I'll likely do a separate post about defoliation in time to better illustrate how I defoliate. It's worth calling out on its own as it's a scary topic for a first time grower.

Higher stress training by hand: I’ve only used supercropping to a minimal extent, but I often use gentler bends of the stems to slow their individual growth and keep them in line with the canopy - like “supercropping lite”. Supercropping looks for you to bend until you essentially break the membrane without snapping the branch. It then diverts resources to recover and takes on a new shape. I don’t bend to the point of the break when I do this type of training. Once my canopy is established, some time around week 5, I’ll then switch to maintaining the canopy. My ties can generally come off at this point. From here, I’ll be moving stems around and bending them down and to the sides to shape the canopy as I like it. Day over day the bent stems will have less downtime and recover quicker, meaning less overall stress on the plant but still getting the effect of the individual stems coming into line with the canopy.
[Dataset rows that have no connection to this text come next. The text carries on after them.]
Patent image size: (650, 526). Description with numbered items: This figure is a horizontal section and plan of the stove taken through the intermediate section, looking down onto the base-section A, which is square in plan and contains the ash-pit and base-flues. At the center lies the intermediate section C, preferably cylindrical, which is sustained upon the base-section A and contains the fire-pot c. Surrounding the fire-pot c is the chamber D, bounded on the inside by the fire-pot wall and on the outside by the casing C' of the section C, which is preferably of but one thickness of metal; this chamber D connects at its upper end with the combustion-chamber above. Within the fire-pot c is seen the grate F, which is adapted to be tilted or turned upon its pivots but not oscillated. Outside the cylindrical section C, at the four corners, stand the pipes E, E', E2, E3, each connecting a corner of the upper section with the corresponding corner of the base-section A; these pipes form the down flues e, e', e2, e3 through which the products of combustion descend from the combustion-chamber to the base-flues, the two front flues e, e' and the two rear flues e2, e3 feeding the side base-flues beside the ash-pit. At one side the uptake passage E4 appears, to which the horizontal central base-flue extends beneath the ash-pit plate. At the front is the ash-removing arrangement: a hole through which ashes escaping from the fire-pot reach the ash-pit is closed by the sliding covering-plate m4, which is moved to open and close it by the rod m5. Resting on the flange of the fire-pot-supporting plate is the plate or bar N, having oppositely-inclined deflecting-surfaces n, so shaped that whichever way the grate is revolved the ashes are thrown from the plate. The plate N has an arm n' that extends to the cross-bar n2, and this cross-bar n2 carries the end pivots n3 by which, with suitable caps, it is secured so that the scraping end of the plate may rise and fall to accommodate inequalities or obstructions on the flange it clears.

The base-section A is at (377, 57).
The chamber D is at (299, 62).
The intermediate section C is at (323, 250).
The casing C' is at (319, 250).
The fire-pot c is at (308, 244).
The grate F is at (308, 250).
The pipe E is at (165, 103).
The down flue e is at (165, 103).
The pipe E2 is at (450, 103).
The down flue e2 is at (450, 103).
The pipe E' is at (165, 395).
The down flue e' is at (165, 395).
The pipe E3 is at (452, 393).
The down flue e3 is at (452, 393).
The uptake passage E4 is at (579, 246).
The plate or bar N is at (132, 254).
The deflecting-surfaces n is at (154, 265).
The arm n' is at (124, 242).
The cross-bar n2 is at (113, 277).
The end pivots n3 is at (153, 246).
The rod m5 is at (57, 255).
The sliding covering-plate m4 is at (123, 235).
The end result should be an even canopy but continued strong, mature growth of the plant with minimal stress.

Here are a few shots of the Violator Kush I grew in the fall to illustrate. This is pulled directly out of my last journal but pasted in here in its entirety to illustrate what I mean. Here's where we start, with a Violator Kush plant that didn't get as much training as I'd like and that I was hoping to improve before flip.

veg-20171022-VK-58V-002-1050x700.jpg


I thought as well that I could improve the canopy a little. I'll illustrate my thinking here. I saw the canopy at two levels. A top level…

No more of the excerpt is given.